Thursday, September 23, 2010

New Experience of Difficult

My 8 miler this morning was difficult. I have many ideas about why it was so hard and they are all within my control. The interesting and a bit fulfilling part of that is what I call difficult now and how I respond to difficult now.

I look back at my early 'longish' runs - the ones where I thought I was gonna die and I actually stopped running because if I didn't, I was gonna die. My 'self-talk' has shifted. In the beginning of this training, I heard myself say "You can't keep this pace up - you have to walk." or "Only 1.5 miles left, maybe I can do this." or "Thank God this is almost over."

This morning, I heard things like: "Lynnie, those chips last night were not a good idea." and "Looking like you have more sessions of stretching in your future." and my generic favorite "Some days are good runs and some days are not."

The first run I was afraid of was the 8 miler. I did it with Amy and Lois following me on bikes on the bike trail in Yorktown Heights. I was so proud of myself when I was done. It was a first. That was on August 14.
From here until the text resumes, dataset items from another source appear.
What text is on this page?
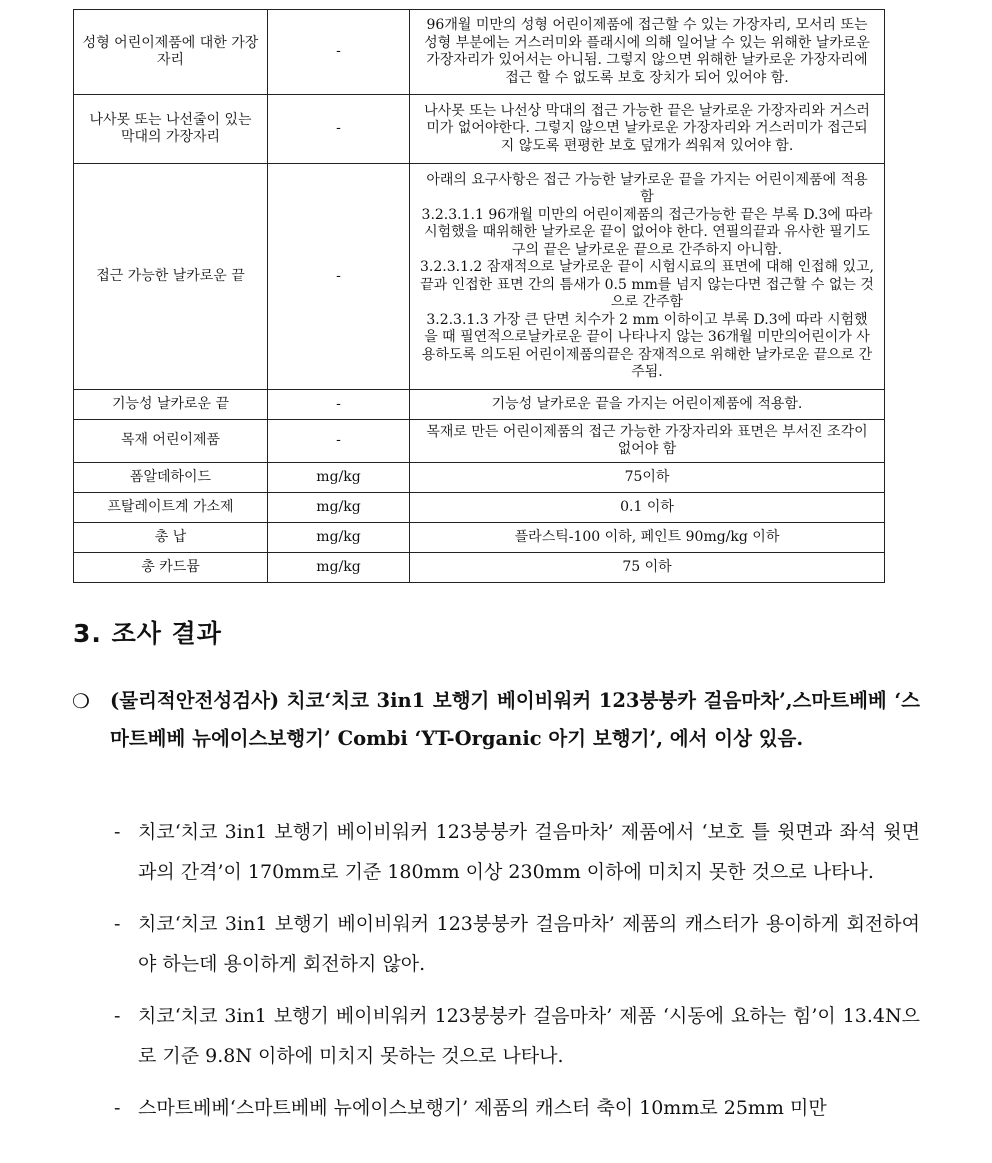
성형 어린이제품에 대한 가장자리	-	96개월 미만의 성형 어린이제품에 접근할 수 있는 가장자리, 모서리 또는 성형 부분에는 거스러미와 플래시에 의해 일어날 수 있는 위해한 날카로운 가장자리가 있어서는 아니됨. 그렇지 않으면 위해한 날카로운 가장자리에 접근 할 수 없도록 보호 장치가 되어 있어야 함.
나사못 또는 나선줄이 있는 막대의 가장자리	-	나사못 또는 나선상 막대의 접근 가능한 끝은 날카로운 가장자리와 거스러미가 없어야한다. 그렇지 않으면 날카로운 가장자리와 거스러미가 접근되지 않도록 편평한 보호 덮개가 씌워져 있어야 함.
접근 가능한 날카로운 끝	-	아래의 요구사항은 접근 가능한 날카로운 끝을 가지는 어린이제품에 적용함
3.2.3.1.1 96개월 미만의 어린이제품의 접근가능한 끝은 부록 D.3에 따라 시험했을 때위해한 날카로운 끝이 없어야 한다. 연필의끝과 유사한 필기도구의 끝은 날카로운 끝으로 간주하지 아니함.
3.2.3.1.2 잠재적으로 날카로운 끝이 시험시료의 표면에 대해 인접해 있고, 끝과 인접한 표면 간의 틈새가 0.5 mm를 넘지 않는다면 접근할 수 없는 것으로 간주함
3.2.3.1.3 가장 큰 단면 치수가 2 mm 이하이고 부록 D.3에 따라 시험했을 때 필연적으로날카로운 끝이 나타나지 않는 36개월 미만의어린이가 사용하도록 의도된 어린이제품의끝은 잠재적으로 위해한 날카로운 끝으로 간주됨.

기능성 날카로운 끝	-	기능성 날카로운 끝을 가지는 어린이제품에 적용함.
목재 어린이제품	-	목재로 만든 어린이제품의 접근 가능한 가장자리와 표면은 부서진 조각이 없어야 함
폼알데하이드	mg/kg	75이하
프탈레이트계 가소제	mg/kg	0.1 이하
총 납	mg/kg	플라스틱-100 이하, 페인트 90mg/kg 이하
총 카드뮴	mg/kg	75 이하
3. 조사 결과

❍ (물리적안전성검사) 치코‘치코 3in1 보행기 베이비워커 123붕붕카 걸음마차’,스마트베베 ‘스마트베베 뉴에이스보행기’ Combi ‘YT-Organic 아기 보행기’, 에서 이상 있음.

- 치코‘치코 3in1 보행기 베이비워커 123붕붕카 걸음마차’ 제품에서 ‘보호 틀 윗면과 좌석 윗면과의 간격’이 170mm로 기준 180mm 이상 230mm 이하에 미치지 못한 것으로 나타나.
- 치코‘치코 3in1 보행기 베이비워커 123붕붕카 걸음마차’ 제품의 캐스터가 용이하게 회전하여야 하는데 용이하게 회전하지 않아.
- 치코‘치코 3in1 보행기 베이비워커 123붕붕카 걸음마차’ 제품 ‘시동에 요하는 힘’이 13.4N으로 기준 9.8N 이하에 미치지 못하는 것으로 나타나.
- 스마트베베‘스마트베베 뉴에이스보행기’ 제품의 캐스터 축이 10mm로 25mm 미만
Today, the 8 miler was a long mid-week run and one that did not have me concerned. While it was difficult - I didn't stop and never thought I would or had to. While it was difficult, I finished while making plans for my day and for the corrections to make to impact my ability to run and have fun.

8.03 miles

1:19:33 duration

9'54" minute miles

1 comment:

  1. This has been one of the best things about the training for me: discovering that I can complete a thing I am not very good at. You are way better at it, but there are days it doesn't go as well, and you complete it anyway. That's the point, at least that day.